The reclassified hedge fund positions are monitored by the primary consultants for each plan, NEPC for the Police and Fire fund, and Meketa for the Federated fund. Each consultant reviewed the hedge funds they inherited, and retained all of them, says Andrews. From now on, San Jose will direct each consultant to present the fees associated with each subsequent asset allocation scenario presented to trustees, adopting an approach NPEC uses for another client.


This rigour and creativity in the utilisation of hedge funds mirrors the creativity that investors claim to find in the industry itself – and many say that it is necessary to embrace both to get the best out. 

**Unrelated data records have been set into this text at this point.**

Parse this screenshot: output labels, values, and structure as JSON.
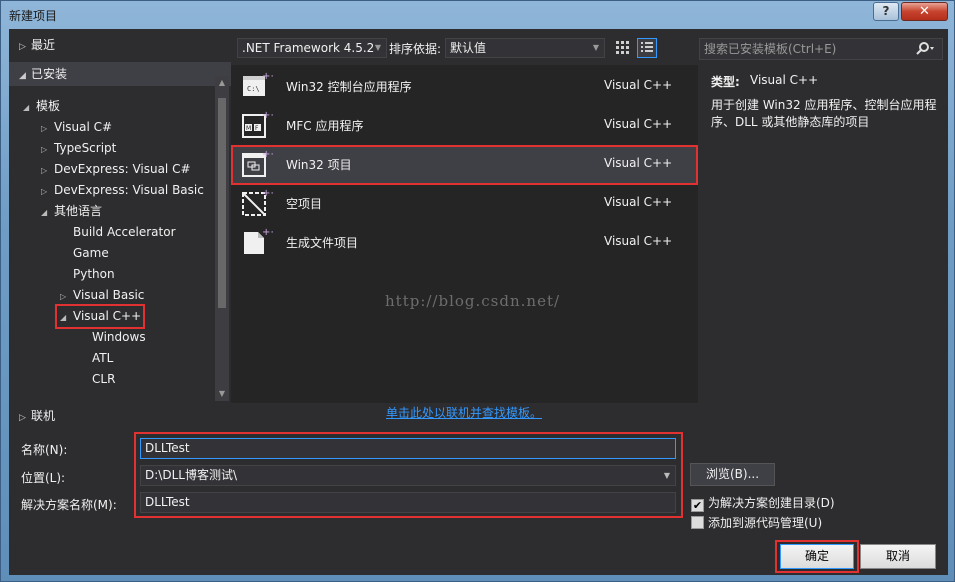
{
  "window": {
    "title": "新建项目",
    "help_label": "?",
    "close_label": "✕"
  },
  "left_panel": {
    "recent": "最近",
    "installed": "已安装",
    "online": "联机",
    "tree": [
      {
        "label": "模板",
        "level": 0,
        "state": "expanded"
      },
      {
        "label": "Visual C#",
        "level": 1,
        "state": "collapsed"
      },
      {
        "label": "TypeScript",
        "level": 1,
        "state": "collapsed"
      },
      {
        "label": "DevExpress: Visual C#",
        "level": 1,
        "state": "collapsed"
      },
      {
        "label": "DevExpress: Visual Basic",
        "level": 1,
        "state": "collapsed"
      },
      {
        "label": "其他语言",
        "level": 1,
        "state": "expanded"
      },
      {
        "label": "Build Accelerator",
        "level": 2,
        "state": "leaf"
      },
      {
        "label": "Game",
        "level": 2,
        "state": "leaf"
      },
      {
        "label": "Python",
        "level": 2,
        "state": "leaf"
      },
      {
        "label": "Visual Basic",
        "level": 2,
        "state": "collapsed"
      },
      {
        "label": "Visual C++",
        "level": 2,
        "state": "expanded"
      },
      {
        "label": "Windows",
        "level": 3,
        "state": "leaf"
      },
      {
        "label": "ATL",
        "level": 3,
        "state": "leaf"
      },
      {
        "label": "CLR",
        "level": 3,
        "state": "leaf"
      }
    ]
  },
  "toolbar": {
    "framework": ".NET Framework 4.5.2",
    "sort_label": "排序依据:",
    "sort_value": "默认值",
    "search_placeholder": "搜索已安装模板(Ctrl+E)"
  },
  "templates": [
    {
      "name": "Win32 控制台应用程序",
      "lang": "Visual C++",
      "icon": "console-app-icon"
    },
    {
      "name": "MFC 应用程序",
      "lang": "Visual C++",
      "icon": "mfc-app-icon"
    },
    {
      "name": "Win32 项目",
      "lang": "Visual C++",
      "icon": "win32-project-icon",
      "selected": true
    },
    {
      "name": "空项目",
      "lang": "Visual C++",
      "icon": "empty-project-icon"
    },
    {
      "name": "生成文件项目",
      "lang": "Visual C++",
      "icon": "makefile-project-icon"
    }
  ],
  "watermark": "http://blog.csdn.net/",
  "description": {
    "type_label": "类型:",
    "type_value": "Visual C++",
    "text": "用于创建 Win32 应用程序、控制台应用程序、DLL 或其他静态库的项目"
  },
  "online_link": "单击此处以联机并查找模板。",
  "form": {
    "name_label": "名称(N):",
    "name_value": "DLLTest",
    "location_label": "位置(L):",
    "location_value": "D:\\DLL博客测试\\",
    "solution_label": "解决方案名称(M):",
    "solution_value": "DLLTest",
    "browse_label": "浏览(B)...",
    "create_dir_label": "为解决方案创建目录(D)",
    "create_dir_checked": true,
    "source_control_label": "添加到源代码管理(U)",
    "source_control_checked": false,
    "ok_label": "确定",
    "cancel_label": "取消"
  },
  "colors": {
    "background": "#2d2d30",
    "accent": "#3399ff",
    "annotation": "#e23131",
    "link": "#3399ff"
  }
}
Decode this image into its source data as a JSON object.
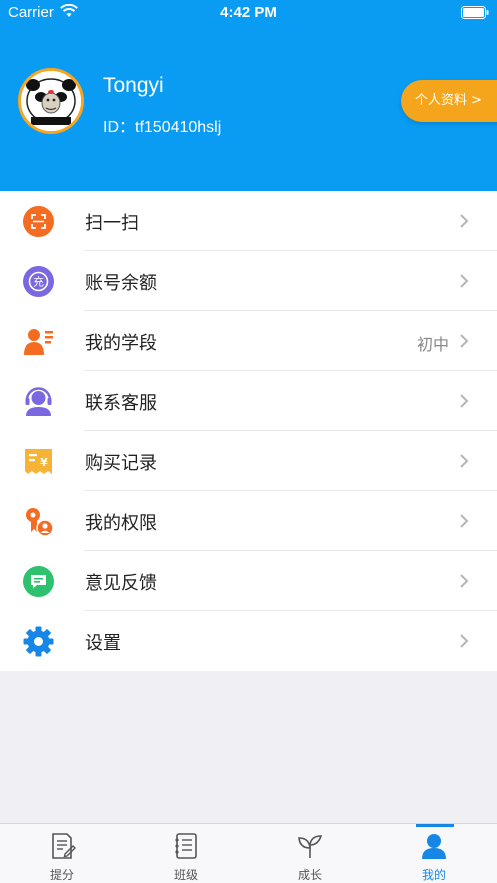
{
  "status_bar": {
    "carrier": "Carrier",
    "time": "4:42 PM"
  },
  "profile": {
    "name": "Tongyi",
    "id_text": "ID：tf150410hslj",
    "profile_button": "个人资料 >"
  },
  "menu": {
    "items": [
      {
        "label": "扫一扫",
        "icon": "scan-icon",
        "value": ""
      },
      {
        "label": "账号余额",
        "icon": "recharge-icon",
        "value": ""
      },
      {
        "label": "我的学段",
        "icon": "student-card-icon",
        "value": "初中"
      },
      {
        "label": "联系客服",
        "icon": "customer-service-icon",
        "value": ""
      },
      {
        "label": "购买记录",
        "icon": "receipt-icon",
        "value": ""
      },
      {
        "label": "我的权限",
        "icon": "key-user-icon",
        "value": ""
      },
      {
        "label": "意见反馈",
        "icon": "feedback-icon",
        "value": ""
      },
      {
        "label": "设置",
        "icon": "gear-icon",
        "value": ""
      }
    ]
  },
  "tabs": [
    {
      "label": "提分",
      "icon": "exam-paper-icon"
    },
    {
      "label": "班级",
      "icon": "notebook-icon"
    },
    {
      "label": "成长",
      "icon": "sprout-icon"
    },
    {
      "label": "我的",
      "icon": "person-icon",
      "active": true
    }
  ],
  "colors": {
    "header_bg": "#0a9bf2",
    "profile_button_bg": "#f5a51c",
    "active_tab": "#1687e6"
  }
}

“We cannot rest on our laurels, and do only what is easy and familiar,” as Staffan Sevon, director of tactical asset allocation at Finland’s Ilmarinen, who recently wrote on the firm’s blog making the case for hedge funds, puts it. “We must constantly explore new investment opportunities, and hedge funds are a key way to take advantage of new understanding of issues.”

Ted Eliopoulos, CalPERS’ interim CIO announced his fund’s decision to end its absolute return strategies programme by citing “complexity, cost, and the lack of ability to scale at CalPERS’ size”. Investors need to engage closely with these complex strategies for them to work well, and that effort only makes sense if they can make a meaningful allocation. CalPERS’ $4bn allocation was barely 2% of its overall assets – an amount difficult to justify in portfolio-management terms. Nonetheless, Eliopoulos added, “Hedge funds are certainly a viable strategy for some”.

The examples cited here demonstrate that,  but, hedge fund managers must respond to the changing ways these investors are accessing and utilising their products and services. Dixon Boardman, CEO and CIO of Optima Fund Management, one of the earliest fund-of-funds innovators, says that firms that have the technology and resources to satisfy increasing demands for customised portfolios and cost transparency will thrive. Now managing more than $5bn in funds-of-funds, single-manager hedge funds and institutional multi-manager programmes, Optima’s biggest growth area, says Boardman, is ‘funds of one’, where institutions work with advisers to tailor hedge fund portfolios to their unique parameters.

Boardman admits that life would be easier if he did not have to add the staff and technology to meet these demands, but to survive in one of the most competitive sectors of the investment world, he concedes, “you do what you have to do.” His message to other hedge funds managers is clear: “Adapt or die.”